En droit français, les exportations de matériel militaire sont soumises au principe de prohibition sauf dérogation de l’exécutif. Il s’agit de s’assurer que l’armement “Made In France” n’alimente pas de conflit armé, de guerre civile, ni ne serve à commettre des violations des droits humains. Pourtant la France vend des armes aux Émirats arabes unis alors qu’ils sont engagés dans la guerre au Yémen, et donc à l’origine de la plus grande catastrophe humanitaire du monde selon l’ONU, qui a causé la mort de près de 400 000 personnes.
En décrochant la 3ème place des plus gros exportateurs de matériel militaire au monde en 2020, la France se taille un succès commercial au détriment de ses engagements internationaux, puisqu’une part significative de ces fournitures équipe un régime accusé de violations du Droit international des droits humains et du Droit international humanitaire. Par l’intrication complexe des liens politiques, militaires et industriels tissés au fil des années afin de contourner le droit international, le partenariat étroit entre la France et les Émirats arabes unis fait figure de cas d’école. Il dessine les contours d’un véritable “système” pensé pour contourner les garde-fous légaux et moraux qui encadrent le commerce de l’armement.

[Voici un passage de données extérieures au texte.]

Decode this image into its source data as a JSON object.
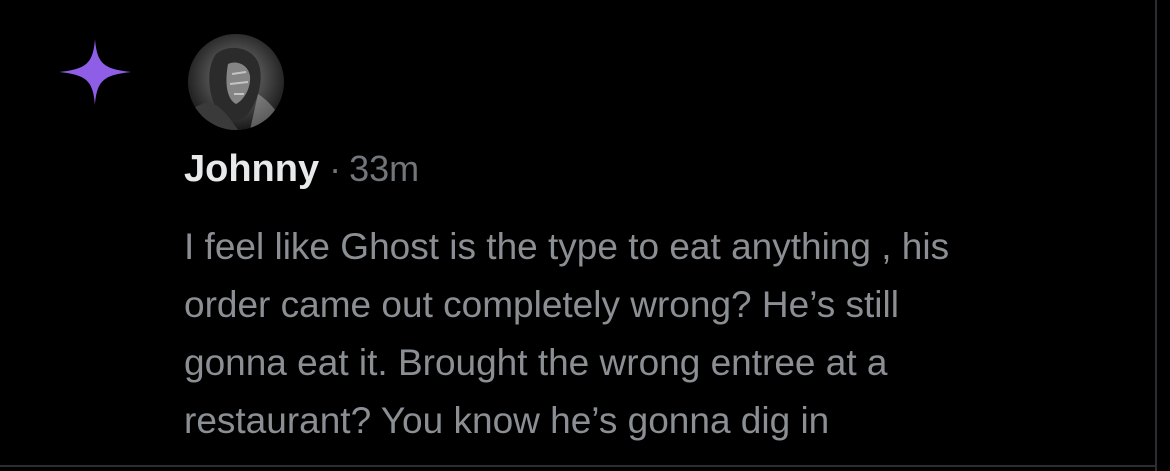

Ainsi, la multiplication des transferts de technologies et l’implantation de grandes firmes de l’industrie hexagonale (ou de leurs succursales) au cours des dix dernières années ont fait d’Abu-Dhabi le cinquième plus important acheteur des équipements militaires français. La puissance du Golfe fait ainsi office de « zone grise » où vendre, fabriquer ou faire transiter du matériel français, sans entraves. Dénoncée depuis des années, et notamment au sujet du matériel de surveillance français fourni à l’Egypte d’Al-Sissi, cette duplicité institutionnalisée échappe toujours à tout contrôle démocratique efficace.
Notre rapport présente d’abord les obligations juridiques pour la France en matière d’exportation d’armement et documente l’implication d’Abu-Dhabi et de groupes affiliés dans le conflit au Yémen et dans la violation des droits humains. Il produit plusieurs témoignages directs et circonstanciés de victimes de ces exactions. Le second volet du rapport revient sur le développement du partenariat stratégique entre la France et ses alliés émiratis. Il met à jour le système qui permet le circuit d’exportations directes d’armement, le transfert de connaissances et de compétences françaises ainsi que le développement conjoint d’armements avec les Émirats, dans le cadre d’un projet impliquant d’autres fournisseurs (allemands, britanniques, etc.), et enfin le développement d’armements par des filiales étrangères d’entreprises françaises.
Les constats tirés de ces travaux viennent confirmer la pertinence des revendications portées par l’Observatoire des armements, la FIDH et ses organisations partenaires depuis des années. La première, reste d’interdire les exportations d’armes et de technologies de surveillance vers les Émirats arabes unis tant que de graves violations des droits humains sont commises par les autorités, les forces militaires et les forces mandataires de ce pays à l’intérieur du pays ou à l’étranger et notamment au Yémen. Et tant que les abus commis n’ont pas fait l’objet d’une enquête. Nous demandons aussi la création d’une commission d’enquête parlementaire permanente, chargée du contrôle systématique a priori et a posteriori, des exportations françaises d’armes et de matériel de surveillance vers des destinations sensibles. Nous demandons ensuite la réforme du processus d’autorisation des exportations d’équipements d’armement et de biens à double usage, dont l’opacité actuelle est particulièrement alarmante.